Harder to understand are the bizarre English slogans of American companies operating in Japan:
I feel Coke! Speak Lark! (a cigarette company) and I am Slims! (Virginia Slims). I was bothered by this—after all, you'd think that if anyone would get it right it would be American companies—but then, one day, I realized that these slogans were not aimed at me, but at Japanese consumers. And Japanese consumers have all studied basic English and they can remember and recognize beginner phrases such as "I feel______," "I speak______" and "I am______" That the actual slogans used make little sense is not important.

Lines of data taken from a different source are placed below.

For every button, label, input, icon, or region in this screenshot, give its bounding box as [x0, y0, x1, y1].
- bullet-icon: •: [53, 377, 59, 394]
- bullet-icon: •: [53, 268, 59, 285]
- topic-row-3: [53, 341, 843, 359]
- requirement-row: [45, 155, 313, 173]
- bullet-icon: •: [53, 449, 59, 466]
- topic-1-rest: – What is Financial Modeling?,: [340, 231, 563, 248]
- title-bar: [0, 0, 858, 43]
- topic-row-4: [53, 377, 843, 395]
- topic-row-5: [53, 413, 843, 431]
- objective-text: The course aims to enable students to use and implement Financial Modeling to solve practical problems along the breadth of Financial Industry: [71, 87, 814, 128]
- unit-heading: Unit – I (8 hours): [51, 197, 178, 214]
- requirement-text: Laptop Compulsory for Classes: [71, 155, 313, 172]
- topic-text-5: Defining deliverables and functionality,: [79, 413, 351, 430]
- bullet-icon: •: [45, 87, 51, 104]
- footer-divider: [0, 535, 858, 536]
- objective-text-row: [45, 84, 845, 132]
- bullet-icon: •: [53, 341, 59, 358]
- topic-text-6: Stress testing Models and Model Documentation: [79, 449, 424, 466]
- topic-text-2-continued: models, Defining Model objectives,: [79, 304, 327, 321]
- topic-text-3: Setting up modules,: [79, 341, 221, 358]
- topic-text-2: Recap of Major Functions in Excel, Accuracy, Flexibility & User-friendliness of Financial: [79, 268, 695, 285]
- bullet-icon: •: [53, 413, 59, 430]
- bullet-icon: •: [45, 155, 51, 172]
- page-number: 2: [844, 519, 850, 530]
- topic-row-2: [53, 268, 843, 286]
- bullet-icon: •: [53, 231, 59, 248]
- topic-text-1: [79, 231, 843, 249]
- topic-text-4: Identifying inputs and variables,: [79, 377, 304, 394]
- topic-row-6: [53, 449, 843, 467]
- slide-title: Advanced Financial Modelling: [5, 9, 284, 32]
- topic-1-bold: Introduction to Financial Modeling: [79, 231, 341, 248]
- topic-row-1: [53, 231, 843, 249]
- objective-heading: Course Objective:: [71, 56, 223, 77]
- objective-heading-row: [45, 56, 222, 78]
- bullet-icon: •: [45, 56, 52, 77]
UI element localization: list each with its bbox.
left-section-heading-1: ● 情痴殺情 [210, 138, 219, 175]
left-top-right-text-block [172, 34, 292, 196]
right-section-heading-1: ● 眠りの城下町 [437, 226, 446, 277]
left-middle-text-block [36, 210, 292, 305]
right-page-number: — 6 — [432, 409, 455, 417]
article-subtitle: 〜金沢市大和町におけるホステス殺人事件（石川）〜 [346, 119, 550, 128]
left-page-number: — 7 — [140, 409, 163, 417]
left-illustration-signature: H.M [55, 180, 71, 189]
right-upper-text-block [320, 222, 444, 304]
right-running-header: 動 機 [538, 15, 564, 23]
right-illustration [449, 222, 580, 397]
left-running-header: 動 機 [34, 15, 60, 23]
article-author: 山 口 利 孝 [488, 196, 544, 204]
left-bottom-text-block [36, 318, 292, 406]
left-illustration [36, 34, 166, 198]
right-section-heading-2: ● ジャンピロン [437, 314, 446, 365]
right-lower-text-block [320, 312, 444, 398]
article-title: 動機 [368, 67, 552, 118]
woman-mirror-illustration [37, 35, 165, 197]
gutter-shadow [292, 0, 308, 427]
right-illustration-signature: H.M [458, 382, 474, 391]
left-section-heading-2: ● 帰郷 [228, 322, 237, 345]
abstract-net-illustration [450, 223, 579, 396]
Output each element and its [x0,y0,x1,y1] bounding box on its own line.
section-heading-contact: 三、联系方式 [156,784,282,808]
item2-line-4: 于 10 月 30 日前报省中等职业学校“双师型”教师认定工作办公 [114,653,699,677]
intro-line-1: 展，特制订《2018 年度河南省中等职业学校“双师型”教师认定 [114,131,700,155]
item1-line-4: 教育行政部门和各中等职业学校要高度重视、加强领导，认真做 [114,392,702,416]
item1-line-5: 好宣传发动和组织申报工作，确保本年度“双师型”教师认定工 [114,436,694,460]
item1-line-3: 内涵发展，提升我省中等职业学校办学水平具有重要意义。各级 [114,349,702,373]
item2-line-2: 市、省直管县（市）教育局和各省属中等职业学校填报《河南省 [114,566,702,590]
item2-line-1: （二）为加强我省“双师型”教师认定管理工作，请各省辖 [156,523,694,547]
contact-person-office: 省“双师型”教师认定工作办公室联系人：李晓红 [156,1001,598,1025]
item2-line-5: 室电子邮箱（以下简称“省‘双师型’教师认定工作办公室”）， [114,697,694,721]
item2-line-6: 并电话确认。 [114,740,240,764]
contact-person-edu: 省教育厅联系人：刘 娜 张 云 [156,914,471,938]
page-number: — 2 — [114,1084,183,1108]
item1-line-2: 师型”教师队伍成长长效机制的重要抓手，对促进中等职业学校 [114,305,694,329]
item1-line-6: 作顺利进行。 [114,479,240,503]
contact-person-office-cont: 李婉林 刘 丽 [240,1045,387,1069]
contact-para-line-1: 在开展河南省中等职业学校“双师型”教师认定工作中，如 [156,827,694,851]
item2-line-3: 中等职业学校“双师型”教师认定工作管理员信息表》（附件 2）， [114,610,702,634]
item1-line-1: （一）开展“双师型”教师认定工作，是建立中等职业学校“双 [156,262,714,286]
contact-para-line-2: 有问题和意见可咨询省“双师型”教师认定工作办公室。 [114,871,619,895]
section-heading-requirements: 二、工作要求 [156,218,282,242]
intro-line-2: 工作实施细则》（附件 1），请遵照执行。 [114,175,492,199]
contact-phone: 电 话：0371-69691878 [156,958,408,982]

They instill a sense of cool cosmopolitan awareness in the consumer and in the product. Once I realized what they were doing, these oddball phrases seemed less like a joke and more like a brilliant marketing ploy. This is also why so many mottoes use the command phrase "Let's all enjoy______" and variations of it. This is not because it is common English (how often do you ever use the phrase "let's all enjoy" in a normal English conversation?), but because it is common textbook English, in much the same way that "This is a pen!" is such a popular English greeting in Japan.
Entire books have been written about Japanese-English. Some of it is bizarre, some of it is almost logical in a nonlinear, Japanese sort of way, and a few are even poetic. I met an American fellow once whose greatest treasure was a small antique tea box. On the back, in English, was a list of the benefits to be gained from a cup. The list was as follows:
The Advantage of Tea
(A)  on auxiliary the memory of writingses-say
(B)  in increasing the prevailness of poetry
(C)  For lossing the fret of mind
(D)  By Assisting the discourse of gentility.
(E)  With refreshing the spirit of heart
(F)  On Digesting the prevention of stomach
(G)  To growing the sperm of body
(H)  In exempting the sadness of lone,
(I)   For Driving the evilness of lone

Naturally, I immediately tried to buy the tea box from the American, but he wouldn't relent, no matter how much yen I waved in his face. It was a beautiful box as well, decorated in dragons and faded gold kanji and elaborate patterns. It still had the faint scent of tea. And who among us, in drinking a cup of Japanese tea, has not felt an increase in the prevailness of poetry? Or the prevention of stomach? And who, in turn, has not sensed the sadness of lone being exempted?

2 comments:

  1. This entire section is taken from a book by Will Ferguson. Shouldn't you reference and credit that properly?

    ReplyDelete
  2. Yes, the section in italics IS taken from a book (Hokkaido Highway Blues) by Will Ferguson, and credit is duly given in the preceding paragraph.
    Far from claiming this as my own, in the said paragraph I actually point out the far superior way in which Ferguson is able to convey the message than I myself am.